El problema del oficialismo no es ya lo mucho que pasó, sino lo muy poco que quedó. Apenas siete diputados lo apartaron ayer de la derrota a un gobierno acostumbrado, durante cinco años, a imponerse por mayorías bíblicas en el Congreso. Para llegar a esa victoria, si es que victoria se puede llamar a tantas capitulaciones, debió desnaturalizar con una veintena de modificaciones la resolución del 11 de marzo sobre las retenciones. El brazo corto para hacer concesiones y la convicción de que debía vencer antes que solucionar un conflicto convirtieron en inútiles todos esos gestos. El campo argentino no se pacificará con la decisión parlamentaria de ayer.

¿Cambiaron algo las modificaciones de última hora? No cambiaron nada. Seguimos igual, dijo ayer uno de los presidentes de las entidades rurales, todavía dentro de la Cámara de Diputados. Ni siquiera le funcionó al Gobierno la estrategia para cooptar al presidente de la Federación Agraria, Eduardo Buzzi, en un renovado intento de dividir a las entidades rurales. Buzzi es un hombre inteligente y no abandonará su silla en la Comisión de Enlace, porque en el acto se sentaría allí Alfredo De Angeli.

La administración ganó –es cierto– una votación reñida, pero sólo con el espíritu de quien juega un partido de fútbol, que es, en definitiva, cómo se vivió en el oficialismo el conteo final de los votos. Alegría y abrazos para arropar un duelo: los diputados kirchneristas sabían, a esas alturas, que el conflicto con los sectores rurales y urbanos de la sociedad no concluiría con esas horas de extenuaciones.

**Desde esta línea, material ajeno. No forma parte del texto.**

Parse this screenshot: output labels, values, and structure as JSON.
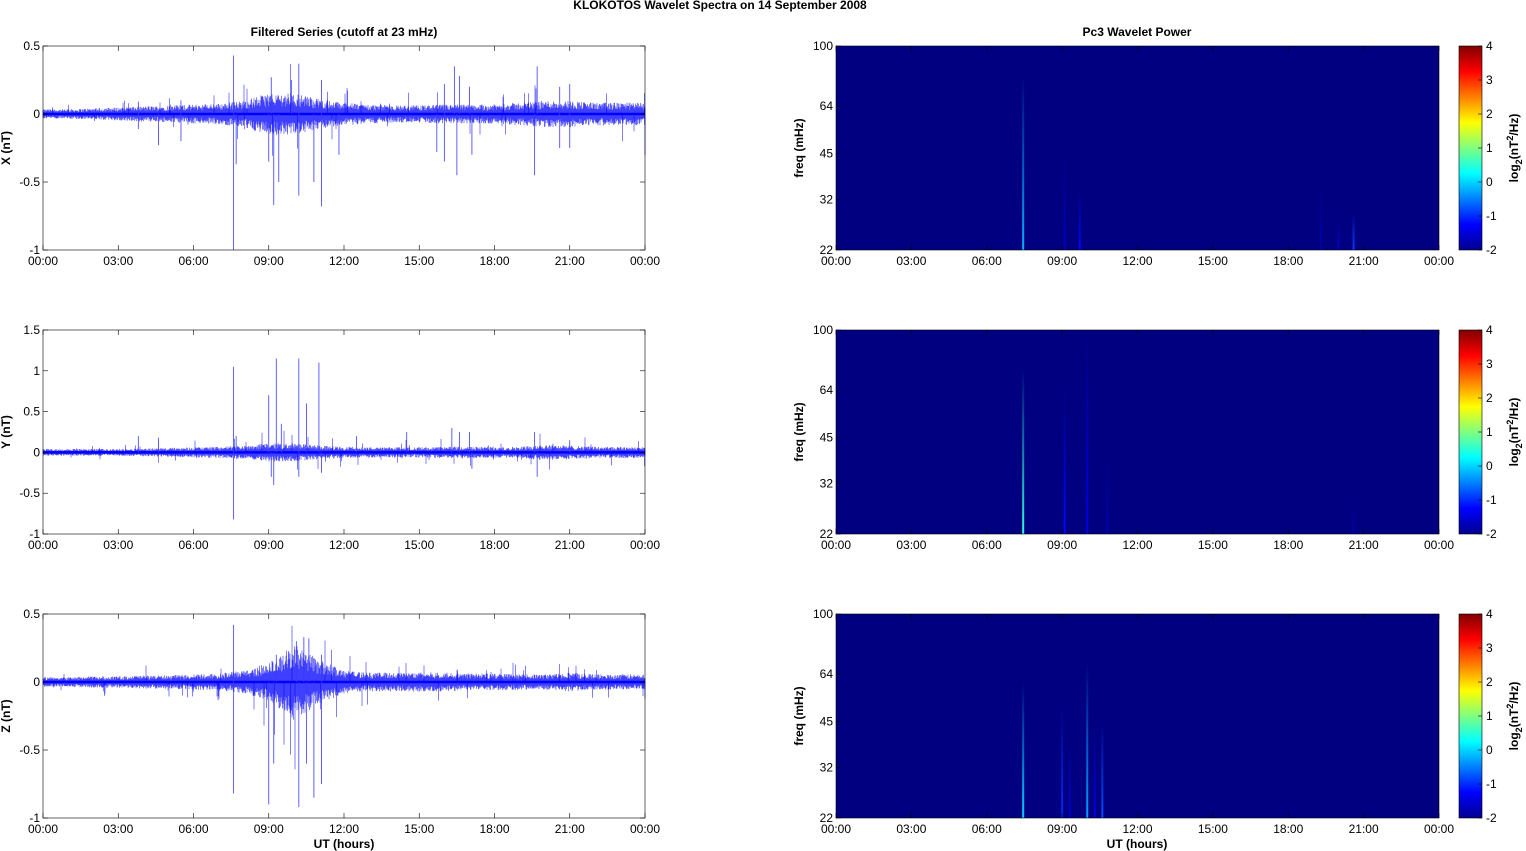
{
  "chart_data": {
    "title": "KLOKOTOS Wavelet Spectra on 14 September 2008",
    "left_title": "Filtered Series (cutoff at 23 mHz)",
    "right_title": "Pc3 Wavelet Power",
    "xlabel": "UT (hours)",
    "xticks": [
      "00:00",
      "03:00",
      "06:00",
      "09:00",
      "12:00",
      "15:00",
      "18:00",
      "21:00",
      "00:00"
    ],
    "xlim_hours": [
      0,
      24
    ],
    "series": [
      {
        "type": "line",
        "name": "X",
        "ylabel": "X (nT)",
        "ylim": [
          -1,
          0.5
        ],
        "yticks": [
          0.5,
          0,
          -0.5,
          -1
        ],
        "ytick_labels": [
          "0.5",
          "0",
          "-0.5",
          "-1"
        ],
        "noise_amp_hourly": [
          0.025,
          0.025,
          0.03,
          0.035,
          0.04,
          0.045,
          0.05,
          0.055,
          0.07,
          0.11,
          0.11,
          0.08,
          0.06,
          0.05,
          0.045,
          0.045,
          0.05,
          0.05,
          0.05,
          0.06,
          0.07,
          0.07,
          0.06,
          0.06,
          0.06
        ],
        "spikes": [
          [
            3.8,
            0.09
          ],
          [
            3.8,
            -0.11
          ],
          [
            4.6,
            -0.23
          ],
          [
            5.5,
            -0.2
          ],
          [
            5.5,
            0.1
          ],
          [
            7.6,
            0.43
          ],
          [
            7.6,
            -1.0
          ],
          [
            7.7,
            -0.37
          ],
          [
            9.0,
            -0.35
          ],
          [
            9.1,
            0.27
          ],
          [
            9.2,
            -0.67
          ],
          [
            9.4,
            -0.5
          ],
          [
            9.9,
            0.25
          ],
          [
            10.2,
            0.37
          ],
          [
            10.2,
            -0.6
          ],
          [
            10.8,
            -0.5
          ],
          [
            11.1,
            0.25
          ],
          [
            11.1,
            -0.68
          ],
          [
            11.8,
            -0.3
          ],
          [
            15.7,
            -0.28
          ],
          [
            16.0,
            0.22
          ],
          [
            16.0,
            -0.35
          ],
          [
            16.4,
            0.35
          ],
          [
            16.5,
            -0.45
          ],
          [
            16.6,
            0.28
          ],
          [
            17.0,
            0.2
          ],
          [
            17.1,
            -0.3
          ],
          [
            19.6,
            -0.45
          ],
          [
            19.7,
            0.35
          ],
          [
            20.6,
            0.2
          ],
          [
            20.6,
            -0.25
          ],
          [
            21.0,
            0.22
          ],
          [
            21.0,
            -0.25
          ],
          [
            24.0,
            -0.3
          ]
        ]
      },
      {
        "type": "line",
        "name": "Y",
        "ylabel": "Y (nT)",
        "ylim": [
          -1,
          1.5
        ],
        "yticks": [
          1.5,
          1,
          0.5,
          0,
          -0.5,
          -1
        ],
        "ytick_labels": [
          "1.5",
          "1",
          "0.5",
          "0",
          "-0.5",
          "-1"
        ],
        "noise_amp_hourly": [
          0.03,
          0.03,
          0.03,
          0.03,
          0.035,
          0.04,
          0.045,
          0.05,
          0.06,
          0.08,
          0.08,
          0.06,
          0.05,
          0.045,
          0.045,
          0.045,
          0.05,
          0.05,
          0.05,
          0.05,
          0.07,
          0.06,
          0.05,
          0.05,
          0.05
        ],
        "spikes": [
          [
            3.8,
            0.2
          ],
          [
            4.6,
            0.18
          ],
          [
            7.6,
            1.05
          ],
          [
            7.6,
            -0.82
          ],
          [
            7.7,
            0.2
          ],
          [
            9.0,
            0.7
          ],
          [
            9.1,
            -0.3
          ],
          [
            9.3,
            1.15
          ],
          [
            9.2,
            -0.4
          ],
          [
            9.5,
            0.35
          ],
          [
            10.2,
            1.15
          ],
          [
            10.2,
            -0.3
          ],
          [
            10.5,
            0.6
          ],
          [
            11.0,
            1.1
          ],
          [
            11.1,
            -0.25
          ],
          [
            12.5,
            0.2
          ],
          [
            14.5,
            0.25
          ],
          [
            16.3,
            0.3
          ],
          [
            16.6,
            0.25
          ],
          [
            17.0,
            0.25
          ],
          [
            17.1,
            -0.2
          ],
          [
            19.6,
            0.25
          ],
          [
            19.7,
            -0.3
          ],
          [
            21.0,
            0.15
          ]
        ]
      },
      {
        "type": "line",
        "name": "Z",
        "ylabel": "Z (nT)",
        "ylim": [
          -1,
          0.5
        ],
        "yticks": [
          0.5,
          0,
          -0.5,
          -1
        ],
        "ytick_labels": [
          "0.5",
          "0",
          "-0.5",
          "-1"
        ],
        "noise_amp_hourly": [
          0.025,
          0.025,
          0.03,
          0.03,
          0.035,
          0.035,
          0.04,
          0.045,
          0.06,
          0.1,
          0.2,
          0.12,
          0.06,
          0.05,
          0.05,
          0.05,
          0.05,
          0.045,
          0.045,
          0.04,
          0.04,
          0.05,
          0.04,
          0.04,
          0.04
        ],
        "spikes": [
          [
            7.6,
            0.42
          ],
          [
            7.6,
            -0.82
          ],
          [
            9.0,
            -0.9
          ],
          [
            9.2,
            -0.6
          ],
          [
            9.3,
            0.2
          ],
          [
            10.1,
            0.3
          ],
          [
            10.2,
            -0.92
          ],
          [
            10.4,
            0.33
          ],
          [
            10.5,
            -0.6
          ],
          [
            10.6,
            0.32
          ],
          [
            10.8,
            -0.85
          ],
          [
            11.1,
            -0.75
          ],
          [
            11.1,
            0.2
          ],
          [
            24.0,
            -0.12
          ]
        ]
      }
    ],
    "wavelets": [
      {
        "type": "heatmap",
        "name": "X",
        "ylabel": "freq (mHz)",
        "ylim_mhz": [
          22,
          100
        ],
        "yscale": "log",
        "yticks": [
          100,
          64,
          45,
          32,
          22
        ],
        "background_log2": -2,
        "streaks": [
          [
            7.45,
            -0.2,
            80
          ],
          [
            9.1,
            -1.6,
            45
          ],
          [
            9.7,
            -1.2,
            34
          ],
          [
            19.3,
            -1.7,
            35
          ],
          [
            20.0,
            -1.6,
            28
          ],
          [
            20.6,
            -0.9,
            29
          ]
        ]
      },
      {
        "type": "heatmap",
        "name": "Y",
        "ylabel": "freq (mHz)",
        "ylim_mhz": [
          22,
          100
        ],
        "yscale": "log",
        "yticks": [
          100,
          64,
          45,
          32,
          22
        ],
        "background_log2": -2,
        "streaks": [
          [
            7.45,
            0.5,
            75
          ],
          [
            9.1,
            -1.2,
            65
          ],
          [
            10.0,
            -1.4,
            100
          ],
          [
            10.8,
            -1.7,
            40
          ],
          [
            20.6,
            -1.7,
            28
          ]
        ]
      },
      {
        "type": "heatmap",
        "name": "Z",
        "ylabel": "freq (mHz)",
        "ylim_mhz": [
          22,
          100
        ],
        "yscale": "log",
        "yticks": [
          100,
          64,
          45,
          32,
          22
        ],
        "background_log2": -2,
        "streaks": [
          [
            7.45,
            0.0,
            60
          ],
          [
            9.0,
            -1.0,
            50
          ],
          [
            9.3,
            -1.5,
            40
          ],
          [
            10.0,
            -0.3,
            70
          ],
          [
            10.3,
            -1.4,
            45
          ],
          [
            10.6,
            -0.8,
            45
          ]
        ]
      }
    ],
    "colorbar": {
      "label": "log2(nT2/Hz)",
      "label_main": "log",
      "label_sub": "2",
      "label_rest": "(nT",
      "label_sup": "2",
      "label_end": "/Hz)",
      "range": [
        -2,
        4
      ],
      "ticks": [
        "4",
        "3",
        "2",
        "1",
        "0",
        "-1",
        "-2"
      ]
    }
  }
}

La larga crisis obligó al Gobierno, en efecto, no sólo a retroceder en los contenidos de la decisión, sino también a cambios constante en el discurso. El aumento de las retenciones de la soja comenzó siendo una herramienta para desojizar el campo. Luego la Presidenta anunció que esos recursos extraordinarios del Estado servirían para un amplio plan sanitario y de obras públicas, pero, en un último y dramático tramo, el esposo presidencial le enmendó la plana a la jefa del Estado: parte de las retenciones, dijo, se usarían para saldar la deuda pública. Al final, ya nadie sabe si esos dineros se usarán para pagarle al banco, al contratista o al verdulero.

Es una ley que nadie quiere votar , anticipaba ayer uno de los principales diputados del oficialismo. Sólo la paciencia y la lealtad de Agustín Rossi permitieron sumar voto a voto para el proyecto oficial, aun cuando Rossi fue maltratado por Kirchner en su natal Santa Fe hace muy poco tiempo. El ex presidente hizo poco por ayudarlo en los últimos días: le dio funciones extraordinarias a Carlos Kunkel, que sirve para espantar más que para atraer dentro del propio oficialismo, y a Díaz Bancalari, la mejor expresión de una política acrobática y arcaica que ya ha dejado de existir.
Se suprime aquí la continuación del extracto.